Investigating Mechanisms for In-Context Vision Language Binding
Darshana Saravanan, Makarand Tapaswi, Vineet Gandhi
TL;DR
The paper investigates how Vision-Language models bind visual objects to textual references by introducing the Shapes task, a controlled setting requiring mapping image patches (O0,O1) with attributes (C0,C1,I0,I1) to textual descriptions. It formalizes a Binding ID hypothesis, decomposing activations into content and binding components and tests via causal interventions and position-invariance checks. Results show distinct binding vectors associated with object, color, and item tokens that link image regions to text across modalities; exchanging or perturbing these bindings alters or swaps predictions, while color bindings often remain invariant, aligning with a separable binding subspace. These findings advance interpretability of VLMs, suggesting manipulable, cross-modal binding mechanisms that could impact robust reasoning and safety-sensitive deployments.
Abstract
To understand a prompt, Vision-Language models (VLMs) must perceive the image, comprehend the text, and build associations within and across both modalities. For instance, given an 'image of a red toy car', the model should associate this image to phrases like 'car', 'red toy', 'red object', etc.
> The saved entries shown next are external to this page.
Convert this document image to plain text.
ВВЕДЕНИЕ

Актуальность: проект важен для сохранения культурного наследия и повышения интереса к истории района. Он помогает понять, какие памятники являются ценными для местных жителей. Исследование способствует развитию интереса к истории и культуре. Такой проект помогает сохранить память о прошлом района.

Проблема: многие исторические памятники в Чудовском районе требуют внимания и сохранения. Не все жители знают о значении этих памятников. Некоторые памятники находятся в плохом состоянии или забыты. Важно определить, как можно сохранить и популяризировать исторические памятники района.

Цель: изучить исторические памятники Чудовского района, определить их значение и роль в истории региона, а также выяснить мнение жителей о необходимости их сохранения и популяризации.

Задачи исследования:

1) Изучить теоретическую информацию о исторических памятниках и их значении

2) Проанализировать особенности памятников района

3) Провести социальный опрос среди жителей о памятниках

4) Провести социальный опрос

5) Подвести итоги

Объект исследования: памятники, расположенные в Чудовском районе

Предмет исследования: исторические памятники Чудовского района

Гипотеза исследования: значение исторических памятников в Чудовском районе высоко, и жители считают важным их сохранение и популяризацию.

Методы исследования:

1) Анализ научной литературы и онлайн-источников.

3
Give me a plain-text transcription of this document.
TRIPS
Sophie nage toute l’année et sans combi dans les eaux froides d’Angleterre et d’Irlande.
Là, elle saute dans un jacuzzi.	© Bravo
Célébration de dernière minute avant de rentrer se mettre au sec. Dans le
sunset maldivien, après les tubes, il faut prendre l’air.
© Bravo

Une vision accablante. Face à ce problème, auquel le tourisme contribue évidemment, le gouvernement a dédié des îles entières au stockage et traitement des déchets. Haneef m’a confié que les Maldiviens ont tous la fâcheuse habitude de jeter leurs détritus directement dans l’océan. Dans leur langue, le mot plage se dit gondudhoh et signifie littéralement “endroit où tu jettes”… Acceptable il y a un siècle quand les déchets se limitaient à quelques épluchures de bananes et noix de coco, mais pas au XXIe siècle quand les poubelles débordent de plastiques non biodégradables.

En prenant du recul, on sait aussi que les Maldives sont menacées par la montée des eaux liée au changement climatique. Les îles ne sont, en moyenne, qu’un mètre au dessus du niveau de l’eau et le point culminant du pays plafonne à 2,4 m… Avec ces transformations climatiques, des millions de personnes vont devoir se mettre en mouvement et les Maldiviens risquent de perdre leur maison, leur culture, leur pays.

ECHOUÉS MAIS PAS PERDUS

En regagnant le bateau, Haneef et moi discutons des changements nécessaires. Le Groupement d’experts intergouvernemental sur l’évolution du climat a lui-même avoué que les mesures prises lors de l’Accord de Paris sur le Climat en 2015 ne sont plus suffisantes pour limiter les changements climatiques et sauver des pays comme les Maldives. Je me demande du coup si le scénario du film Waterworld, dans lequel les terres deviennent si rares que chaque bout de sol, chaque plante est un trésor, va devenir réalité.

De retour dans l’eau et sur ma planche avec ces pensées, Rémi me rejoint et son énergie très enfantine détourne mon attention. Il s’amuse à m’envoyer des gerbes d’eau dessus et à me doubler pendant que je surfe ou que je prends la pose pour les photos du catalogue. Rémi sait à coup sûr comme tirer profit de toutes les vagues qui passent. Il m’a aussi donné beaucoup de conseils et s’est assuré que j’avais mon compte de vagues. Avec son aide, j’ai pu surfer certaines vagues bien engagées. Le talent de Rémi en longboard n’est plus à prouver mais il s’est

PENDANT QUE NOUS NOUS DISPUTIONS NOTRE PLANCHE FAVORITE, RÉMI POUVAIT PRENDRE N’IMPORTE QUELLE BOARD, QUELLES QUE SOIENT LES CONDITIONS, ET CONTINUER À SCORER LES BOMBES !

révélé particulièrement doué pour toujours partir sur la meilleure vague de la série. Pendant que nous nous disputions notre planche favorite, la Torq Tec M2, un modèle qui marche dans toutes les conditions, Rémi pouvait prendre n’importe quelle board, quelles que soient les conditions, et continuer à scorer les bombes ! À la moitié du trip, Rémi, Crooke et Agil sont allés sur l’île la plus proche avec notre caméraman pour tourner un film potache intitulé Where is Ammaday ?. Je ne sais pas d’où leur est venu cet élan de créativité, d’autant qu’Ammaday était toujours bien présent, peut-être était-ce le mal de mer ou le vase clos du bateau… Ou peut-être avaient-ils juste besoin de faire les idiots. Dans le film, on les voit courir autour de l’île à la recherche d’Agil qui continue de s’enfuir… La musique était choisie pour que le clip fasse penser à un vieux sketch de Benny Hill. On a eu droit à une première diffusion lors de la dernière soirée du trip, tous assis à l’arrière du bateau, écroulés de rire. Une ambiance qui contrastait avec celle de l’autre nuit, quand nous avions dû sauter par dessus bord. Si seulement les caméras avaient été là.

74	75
Feng and Steinhardt propose the Binding ID mechanism in LLMs, suggesting that the entity and its corresponding attribute tokens share a Binding ID in the model activations. We investigate this for image-text binding in VLMs using a synthetic dataset and task that requires models to associate 3D objects in an image with their descriptions in the text. Our experiments demonstrate that VLMs assign a distinct Binding ID to an object's image tokens and its textual references, enabling in-context association.